Will Smith has dispatched drug lords, aliens and robots. So a few chipmunks should pose no problem.
But 20th Century Fox's decision to open its family comedy "Alvin and the Chipmunks" today against Smith's sci-fi thriller "I Am Legend" shows there is no shame -- and potentially plenty of money -- in finishing a distant second at the box office.
Warner Bros.' "Legend" is expected to become Smith's seventh consecutive film to open No. 1 at the box office, with this weekend's ticket sales in the $50-million neighborhood. Fox hopes its counterprogramming move pays off with a solid No. 2 showing that gives its combination animated-and-live-action picture a market foothold in time for school holidays.

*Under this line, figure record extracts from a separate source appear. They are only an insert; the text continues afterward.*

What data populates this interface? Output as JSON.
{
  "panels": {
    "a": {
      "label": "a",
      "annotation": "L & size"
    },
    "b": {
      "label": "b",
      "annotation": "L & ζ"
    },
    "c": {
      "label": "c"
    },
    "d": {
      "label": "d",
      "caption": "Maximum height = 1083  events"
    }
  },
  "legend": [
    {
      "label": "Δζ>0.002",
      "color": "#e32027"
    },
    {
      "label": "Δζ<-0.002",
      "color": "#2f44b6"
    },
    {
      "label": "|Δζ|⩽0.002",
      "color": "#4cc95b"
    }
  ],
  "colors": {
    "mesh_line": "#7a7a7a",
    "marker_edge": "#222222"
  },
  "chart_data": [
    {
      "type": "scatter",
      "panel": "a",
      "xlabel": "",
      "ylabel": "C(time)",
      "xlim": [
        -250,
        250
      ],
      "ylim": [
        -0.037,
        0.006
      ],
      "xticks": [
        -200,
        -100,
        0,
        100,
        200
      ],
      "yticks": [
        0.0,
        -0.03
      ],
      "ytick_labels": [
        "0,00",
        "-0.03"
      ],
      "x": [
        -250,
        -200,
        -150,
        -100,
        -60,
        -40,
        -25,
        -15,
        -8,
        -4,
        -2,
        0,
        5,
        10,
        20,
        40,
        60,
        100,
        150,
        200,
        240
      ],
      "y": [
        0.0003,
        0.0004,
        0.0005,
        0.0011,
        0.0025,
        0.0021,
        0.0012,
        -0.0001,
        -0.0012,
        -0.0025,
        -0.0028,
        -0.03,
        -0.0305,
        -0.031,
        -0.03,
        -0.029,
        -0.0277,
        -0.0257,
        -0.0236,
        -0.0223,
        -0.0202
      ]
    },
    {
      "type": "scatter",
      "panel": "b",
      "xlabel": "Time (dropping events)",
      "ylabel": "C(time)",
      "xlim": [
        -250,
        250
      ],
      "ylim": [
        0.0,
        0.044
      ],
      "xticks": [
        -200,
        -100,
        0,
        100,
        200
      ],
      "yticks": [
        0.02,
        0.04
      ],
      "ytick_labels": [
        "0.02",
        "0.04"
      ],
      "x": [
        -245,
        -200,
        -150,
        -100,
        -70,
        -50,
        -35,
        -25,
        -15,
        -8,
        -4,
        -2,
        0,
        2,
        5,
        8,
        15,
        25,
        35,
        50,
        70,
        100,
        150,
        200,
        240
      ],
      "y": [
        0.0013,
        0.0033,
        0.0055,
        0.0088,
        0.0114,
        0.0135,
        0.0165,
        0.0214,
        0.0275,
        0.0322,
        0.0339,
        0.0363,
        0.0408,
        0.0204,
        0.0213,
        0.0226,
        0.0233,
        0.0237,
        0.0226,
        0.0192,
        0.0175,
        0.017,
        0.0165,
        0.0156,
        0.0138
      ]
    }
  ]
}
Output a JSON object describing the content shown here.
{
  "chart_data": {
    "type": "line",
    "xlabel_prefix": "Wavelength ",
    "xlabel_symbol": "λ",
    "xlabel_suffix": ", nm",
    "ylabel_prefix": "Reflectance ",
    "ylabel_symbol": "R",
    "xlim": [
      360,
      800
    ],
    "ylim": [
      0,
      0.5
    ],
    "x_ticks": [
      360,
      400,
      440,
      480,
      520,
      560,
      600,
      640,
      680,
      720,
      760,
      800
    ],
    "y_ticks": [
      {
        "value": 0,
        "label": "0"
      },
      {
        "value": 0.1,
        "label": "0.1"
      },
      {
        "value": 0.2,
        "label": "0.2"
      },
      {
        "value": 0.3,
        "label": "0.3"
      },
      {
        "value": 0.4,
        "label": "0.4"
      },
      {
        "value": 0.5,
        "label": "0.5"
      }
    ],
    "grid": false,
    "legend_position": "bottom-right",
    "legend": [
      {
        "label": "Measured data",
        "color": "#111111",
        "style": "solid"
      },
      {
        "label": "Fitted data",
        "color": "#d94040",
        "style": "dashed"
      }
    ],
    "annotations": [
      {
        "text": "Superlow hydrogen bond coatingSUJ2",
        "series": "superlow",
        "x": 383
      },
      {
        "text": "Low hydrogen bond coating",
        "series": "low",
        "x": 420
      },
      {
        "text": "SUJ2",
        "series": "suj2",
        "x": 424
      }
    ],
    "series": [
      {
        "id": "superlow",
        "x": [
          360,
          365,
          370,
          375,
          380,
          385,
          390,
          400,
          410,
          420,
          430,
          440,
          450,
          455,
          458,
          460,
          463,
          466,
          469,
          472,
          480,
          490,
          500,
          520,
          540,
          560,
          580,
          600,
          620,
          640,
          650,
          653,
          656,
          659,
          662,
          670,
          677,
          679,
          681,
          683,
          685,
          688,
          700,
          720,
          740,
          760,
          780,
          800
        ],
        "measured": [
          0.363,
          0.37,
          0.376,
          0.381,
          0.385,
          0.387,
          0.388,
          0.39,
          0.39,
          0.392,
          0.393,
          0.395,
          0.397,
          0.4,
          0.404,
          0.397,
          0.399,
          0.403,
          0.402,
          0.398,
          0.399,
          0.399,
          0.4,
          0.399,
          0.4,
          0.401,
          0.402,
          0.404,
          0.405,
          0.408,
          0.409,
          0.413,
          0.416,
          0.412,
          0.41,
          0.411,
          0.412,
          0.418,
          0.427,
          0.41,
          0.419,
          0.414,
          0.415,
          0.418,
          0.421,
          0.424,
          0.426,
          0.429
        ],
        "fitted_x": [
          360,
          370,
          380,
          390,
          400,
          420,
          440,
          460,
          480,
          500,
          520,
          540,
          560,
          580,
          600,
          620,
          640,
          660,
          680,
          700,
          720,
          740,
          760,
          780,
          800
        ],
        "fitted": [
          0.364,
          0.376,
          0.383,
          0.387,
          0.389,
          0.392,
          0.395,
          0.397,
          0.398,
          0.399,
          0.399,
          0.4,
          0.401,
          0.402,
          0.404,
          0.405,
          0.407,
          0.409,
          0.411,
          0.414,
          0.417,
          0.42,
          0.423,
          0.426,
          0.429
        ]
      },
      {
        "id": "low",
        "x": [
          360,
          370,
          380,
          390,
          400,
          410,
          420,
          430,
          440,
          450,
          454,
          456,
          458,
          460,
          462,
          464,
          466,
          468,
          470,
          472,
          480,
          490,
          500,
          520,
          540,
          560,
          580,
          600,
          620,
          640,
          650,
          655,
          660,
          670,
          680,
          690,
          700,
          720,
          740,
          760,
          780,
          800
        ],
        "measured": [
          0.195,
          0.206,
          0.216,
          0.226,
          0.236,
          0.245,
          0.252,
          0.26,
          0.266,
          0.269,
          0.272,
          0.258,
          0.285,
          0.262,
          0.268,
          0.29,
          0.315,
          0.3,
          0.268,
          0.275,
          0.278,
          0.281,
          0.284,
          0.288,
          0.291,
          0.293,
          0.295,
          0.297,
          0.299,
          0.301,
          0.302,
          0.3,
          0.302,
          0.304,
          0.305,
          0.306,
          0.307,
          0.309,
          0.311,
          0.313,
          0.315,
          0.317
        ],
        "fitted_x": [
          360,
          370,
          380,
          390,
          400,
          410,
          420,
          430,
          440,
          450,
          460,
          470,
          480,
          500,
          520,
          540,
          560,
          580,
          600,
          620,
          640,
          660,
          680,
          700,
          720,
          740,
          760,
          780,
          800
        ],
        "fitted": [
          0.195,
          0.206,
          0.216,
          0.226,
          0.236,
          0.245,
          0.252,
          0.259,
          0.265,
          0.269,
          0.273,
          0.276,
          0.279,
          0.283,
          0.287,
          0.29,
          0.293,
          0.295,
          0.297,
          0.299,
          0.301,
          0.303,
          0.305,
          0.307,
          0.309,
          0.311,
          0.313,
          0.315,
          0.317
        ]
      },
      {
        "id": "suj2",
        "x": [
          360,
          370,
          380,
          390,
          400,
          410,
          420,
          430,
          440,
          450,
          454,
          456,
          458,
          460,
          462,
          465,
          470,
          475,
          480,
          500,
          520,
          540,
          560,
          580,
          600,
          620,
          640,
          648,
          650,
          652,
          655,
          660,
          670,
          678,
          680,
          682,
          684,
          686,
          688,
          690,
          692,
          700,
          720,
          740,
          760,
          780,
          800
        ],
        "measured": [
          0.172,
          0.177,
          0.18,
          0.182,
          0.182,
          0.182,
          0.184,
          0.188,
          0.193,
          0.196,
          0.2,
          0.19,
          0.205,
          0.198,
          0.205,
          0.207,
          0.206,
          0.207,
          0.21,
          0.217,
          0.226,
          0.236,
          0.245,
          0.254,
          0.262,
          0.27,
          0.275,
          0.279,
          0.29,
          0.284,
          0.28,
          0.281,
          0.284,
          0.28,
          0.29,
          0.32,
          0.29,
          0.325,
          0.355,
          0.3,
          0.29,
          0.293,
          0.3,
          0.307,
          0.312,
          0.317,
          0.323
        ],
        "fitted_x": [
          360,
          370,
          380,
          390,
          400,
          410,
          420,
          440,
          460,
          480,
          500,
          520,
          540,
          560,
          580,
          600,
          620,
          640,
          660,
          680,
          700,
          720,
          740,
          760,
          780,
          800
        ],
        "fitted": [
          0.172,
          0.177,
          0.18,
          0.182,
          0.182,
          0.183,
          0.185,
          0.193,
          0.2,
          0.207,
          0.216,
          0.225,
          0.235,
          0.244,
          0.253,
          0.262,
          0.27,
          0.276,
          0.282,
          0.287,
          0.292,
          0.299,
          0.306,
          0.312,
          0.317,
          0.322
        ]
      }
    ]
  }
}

Fox has showed a knack for counterprogramming, as when "The Devil Wears Prada" held its own against "Superman Returns" in summer 2006, although its misfires include the 2005 Martin Lawrence basketball comedy "Rebound," which hardly upstaged "War of the Worlds."
"Successful counterprogramming has to offer a clear alternative, and we've got that: a pure, entertaining comedy for the whole family," said Pamela Levine, Fox's co-president of domestic theatrical marketing.
Although it won't win awards, "Alvin" is emblematic of a relatively inexpensive family movie -- think "Garfield: The Movie" and "Cheaper by the Dozen," both also from Fox -- that can clean up at the box office and on DVD.
Fox set up a website, www.munkyourself.com, that enables visitors to make a recording, hear it converted into the chipmunks' distinctively squeaky tones and then e-mail it to friends. Half a million users have tried it, the studio says.
Producer Ross Bagdasarian, whose father created Alvin and the Chipmunks as a novelty music act in 1958, believes the PG-rated movie will appeal not only to children under 10 but also to baby boomers.
"We've got three generations of fans," he said.
Older moviegoers remember the act's chart-topping songs such as "Witch Doctor" and its first incarnation as a cartoon show in the early 1960s. Others know Alvin, Simon and Theodore from a longer-running animated series in the 1980s.
The $70-million production, rated PG for its "mild rude humor," opens at 3,476 theaters in the U.S. and Canada and could get an initial bump from parents looking for lighter alternatives to "I Am Legend" as well as the high-brow Oscar bait that always comes with the holiday season.